Speaking to investors at VW’s annual shareholders meeting in Berlin, Diess said the world’s largest automaker must adopt better compliance principles and expand its whistleblower system if it is to drive the auto industry in a new direction.

“Such openness is important to enable us to deal consistently with issues within our organization,” he said. “Technological change will demand a lot of us. Massive investments are needed. The pressure to adapt is enormous.

VW’s sales and profit margins have increased over the past two years in part due to restructuring efforts in the wake of the diesel emissions scandal revealed in late 2015.

VW’s corporate governance record has long been criticized. Some investors and analysts blame the board’s lack of independence for allowing the emissions scandal, which saw the company inflict more than $ 25 billion in damages.

But VW’s chief executive said the company must continue to decentralize its operations and give more autonomy to individual brands, including Porsche and Audi.

“We have to transform the group from a slow and somewhat cumbersome supertanker into a powerful fleet of speedboats,” he said.

Mr Diess told investors on Thursday that his overriding principle was that “decisions are made at the lowest responsible level closest to operations.”

The idea, he said, was to avoid duplication of work, speed up decision-making and “increase mutual accountability and interdependence”.

He added: “Anything that a brand group can decide should no longer be discussed at the group level.”

A person close to Volkswagen said that the automaker’s management philosophy had, in the past, been too focused on Wolfsburg, leaving little room for decision-making at lower levels.

He compared it to a community that wants a new cycle path by submitting its proposal directly to the European Commissioner.

Mr Diess, a former BMW executive who took control of the VW passenger car brand in July 2015 – just weeks before US officials exposed the diesel emissions scandal – is said to have a management philosophy based on the “divide and conquer” style that he has known from BMW rather than the “control and command” structure that has deep roots at VW.

Investors were enthusiastic about the appointment of Mr. Diess, who has a reputation for being a cost cutter.

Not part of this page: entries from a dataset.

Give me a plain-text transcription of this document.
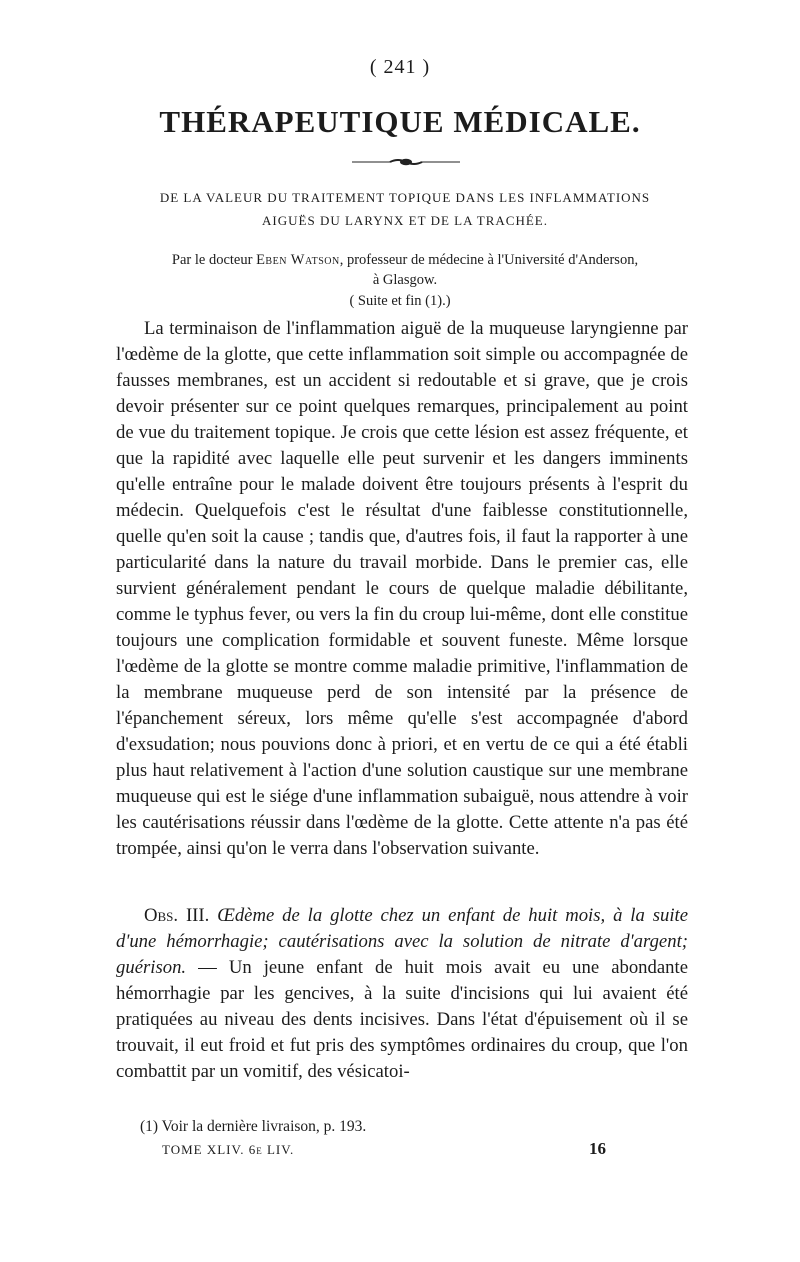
( 241 )
THÉRAPEUTIQUE MÉDICALE.
DE LA VALEUR DU TRAITEMENT TOPIQUE DANS LES INFLAMMATIONS
AIGUËS DU LARYNX ET DE LA TRACHÉE.
Par le docteur Eben Watson, professeur de médecine à l'Université d'Anderson,
à Glasgow.
( Suite et fin (1).)

La terminaison de l'inflammation aiguë de la muqueuse laryngienne par l'œdème de la glotte, que cette inflammation soit simple ou accompagnée de fausses membranes, est un accident si redoutable et si grave, que je crois devoir présenter sur ce point quelques remarques, principalement au point de vue du traitement topique. Je crois que cette lésion est assez fréquente, et que la rapidité avec laquelle elle peut survenir et les dangers imminents qu'elle entraîne pour le malade doivent être toujours présents à l'esprit du médecin. Quelquefois c'est le résultat d'une faiblesse constitutionnelle, quelle qu'en soit la cause ; tandis que, d'autres fois, il faut la rapporter à une particularité dans la nature du travail morbide. Dans le premier cas, elle survient généralement pendant le cours de quelque maladie débilitante, comme le typhus fever, ou vers la fin du croup lui-même, dont elle constitue toujours une complication formidable et souvent funeste. Même lorsque l'œdème de la glotte se montre comme maladie primitive, l'inflammation de la membrane muqueuse perd de son intensité par la présence de l'épanchement séreux, lors même qu'elle s'est accompagnée d'abord d'exsudation; nous pouvions donc à priori, et en vertu de ce qui a été établi plus haut relativement à l'action d'une solution caustique sur une membrane muqueuse qui est le siége d'une inflammation subaiguë, nous attendre à voir les cautérisations réussir dans l'œdème de la glotte. Cette attente n'a pas été trompée, ainsi qu'on le verra dans l'observation suivante.

Obs. III. Œdème de la glotte chez un enfant de huit mois, à la suite d'une hémorrhagie; cautérisations avec la solution de nitrate d'argent; guérison. — Un jeune enfant de huit mois avait eu une abondante hémorrhagie par les gencives, à la suite d'incisions qui lui avaient été pratiquées au niveau des dents incisives. Dans l'état d'épuisement où il se trouvait, il eut froid et fut pris des symptômes ordinaires du croup, que l'on combattit par un vomitif, des vésicatoi-

(1) Voir la dernière livraison, p. 193.
TOME XLIV. 6e LIV.	16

The hope is that he can make VW more efficient so that it can meet the challenges of electrification, carsharing and autonomous driving. Mr Diess said Thursday that VW’s motto should be “a lean group driven strong brands”.

Ben Walker, partner of the activist fund TCI, said he was a “big supporter of Mr. Diess” and was optimistic that VW’s powerful unions agreed with his vision.

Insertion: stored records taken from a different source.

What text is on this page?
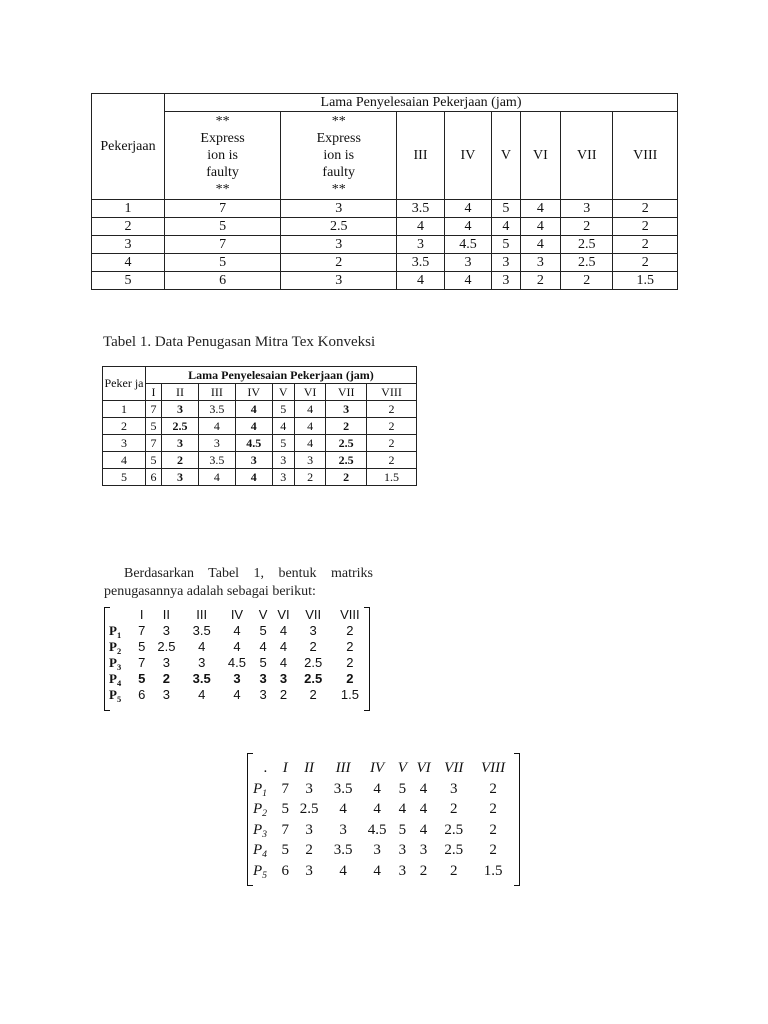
Pekerjaan	Lama Penyelesaian Pekerjaan (jam)							
	**
Express
ion is
faulty
**	**
Express
ion is
faulty
**	III	IV	V	VI	VII	VIII
1	7	3	3.5	4	5	4	3	2
2	5	2.5	4	4	4	4	2	2
3	7	3	3	4.5	5	4	2.5	2
4	5	2	3.5	3	3	3	2.5	2
5	6	3	4	4	3	2	2	1.5
Tabel 1. Data Penugasan Mitra Tex Konveksi
Peker ja	Lama Penyelesaian Pekerjaan (jam)							
	I	II	III	IV	V	VI	VII	VIII
1	7	3	3.5	4	5	4	3	2
2	5	2.5	4	4	4	4	2	2
3	7	3	3	4.5	5	4	2.5	2
4	5	2	3.5	3	3	3	2.5	2
5	6	3	4	4	3	2	2	1.5
Berdasarkan Tabel 1, bentuk matriks
penugasannya adalah sebagai berikut:
	I	II	III	IV	V	VI	VII	VIII
$P_1$	7	3	3.5	4	5	4	3	2
$P_2$	5	2.5	4	4	4	4	2	2
$P_3$	7	3	3	4.5	5	4	2.5	2
$P_4$	5	2	3.5	3	3	3	2.5	2
$P_5$	6	3	4	4	3	2	2	1.5
.	I	II	III	IV	V	VI	VII	VIII
$P_1$	7	3	3.5	4	5	4	3	2
$P_2$	5	2.5	4	4	4	4	2	2
$P_3$	7	3	3	4.5	5	4	2.5	2
$P_4$	5	2	3.5	3	3	3	2.5	2
$P_5$	6	3	4	4	3	2	2	1.5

“We would like to see further improvement in corporate governance, for sure,” added Walker. ” There is still a lot to do. But it’s a good first step.

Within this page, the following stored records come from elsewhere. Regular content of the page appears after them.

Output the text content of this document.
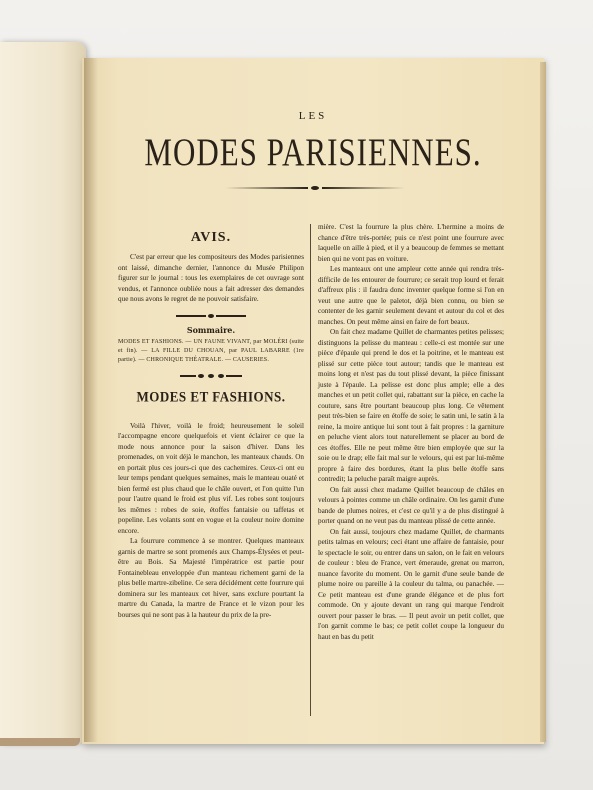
LES
MODES PARISIENNES.
AVIS.

C'est par erreur que les compositeurs des Modes parisiennes ont laissé, dimanche dernier, l'annonce du Musée Philipon figurer sur le journal : tous les exemplaires de cet ouvrage sont vendus, et l'annonce oubliée nous a fait adresser des demandes que nous avons le regret de ne pouvoir satisfaire.

Sommaire.

MODES ET FASHIONS. — UN FAUNE VIVANT, par MOLÉRI (suite et fin). — LA FILLE DU CHOUAN, par PAUL LABARRE (1re partie). — CHRONIQUE THÉATRALE. — CAUSERIES.

MODES ET FASHIONS.

Voilà l'hiver, voilà le froid; heureusement le soleil l'accompagne encore quelquefois et vient éclairer ce que la mode nous annonce pour la saison d'hiver. Dans les promenades, on voit déjà le manchon, les manteaux chauds. On en portait plus ces jours-ci que des cachemires. Ceux-ci ont eu leur temps pendant quelques semaines, mais le manteau ouaté et bien fermé est plus chaud que le châle ouvert, et l'on quitte l'un pour l'autre quand le froid est plus vif. Les robes sont toujours les mêmes : robes de soie, étoffes fantaisie ou taffetas et popeline. Les volants sont en vogue et la couleur noire domine encore.

La fourrure commence à se montrer. Quelques manteaux garnis de martre se sont promenés aux Champs-Élysées et peut-être au Bois. Sa Majesté l'impératrice est partie pour Fontainebleau enveloppée d'un manteau richement garni de la plus belle martre-zibeline. Ce sera décidément cette fourrure qui dominera sur les manteaux cet hiver, sans exclure pourtant la martre du Canada, la martre de France et le vizon pour les bourses qui ne sont pas à la hauteur du prix de la pre-

mière. C'est la fourrure la plus chère. L'hermine a moins de chance d'être très-portée; puis ce n'est point une fourrure avec laquelle on aille à pied, et il y a beaucoup de femmes se mettant bien qui ne vont pas en voiture.

Les manteaux ont une ampleur cette année qui rendra très-difficile de les entourer de fourrure; ce serait trop lourd et ferait d'affreux plis : il faudra donc inventer quelque forme si l'on en veut une autre que le paletot, déjà bien connu, ou bien se contenter de les garnir seulement devant et autour du col et des manches. On peut même ainsi en faire de fort beaux.

On fait chez madame Quillet de charmantes petites pelisses; distinguons la pelisse du manteau : celle-ci est montée sur une pièce d'épaule qui prend le dos et la poitrine, et le manteau est plissé sur cette pièce tout autour; tandis que le manteau est moins long et n'est pas du tout plissé devant, la pièce finissant juste à l'épaule. La pelisse est donc plus ample; elle a des manches et un petit collet qui, rabattant sur la pièce, en cache la couture, sans être pourtant beaucoup plus long. Ce vêtement peut très-bien se faire en étoffe de soie; le satin uni, le satin à la reine, la moire antique lui sont tout à fait propres : la garniture en peluche vient alors tout naturellement se placer au bord de ces étoffes. Elle ne peut même être bien employée que sur la soie ou le drap; elle fait mal sur le velours, qui est par lui-même propre à faire des bordures, étant la plus belle étoffe sans contredit; la peluche paraît maigre auprès.

On fait aussi chez madame Quillet beaucoup de châles en velours à pointes comme un châle ordinaire. On les garnit d'une bande de plumes noires, et c'est ce qu'il y a de plus distingué à porter quand on ne veut pas du manteau plissé de cette année.

On fait aussi, toujours chez madame Quillet, de charmants petits talmas en velours; ceci étant une affaire de fantaisie, pour le spectacle le soir, ou entrer dans un salon, on le fait en velours de couleur : bleu de France, vert émeraude, grenat ou marron, nuance favorite du moment. On le garnit d'une seule bande de plume noire ou pareille à la couleur du talma, ou panachée. — Ce petit manteau est d'une grande élégance et de plus fort commode. On y ajoute devant un rang qui marque l'endroit ouvert pour passer le bras. — Il peut avoir un petit collet, que l'on garnit comme le bas; ce petit collet coupe la longueur du haut en bas du petit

Mr Diess said VW was firmly committed to becoming the leader in electric cars, pledging to have “the world’s largest fleet of electric vehicles on the road” soon.

Volkswagen has already awarded 40 billion euros in contracts to obtain batteries from suppliers with the aim of being “the automaker that takes the electric car out of its niche and introduces it to the mass market”, he said. -he declares.

The group plans to deploy 25 pure electric models by 2020, as well as 20 plug-in hybrids.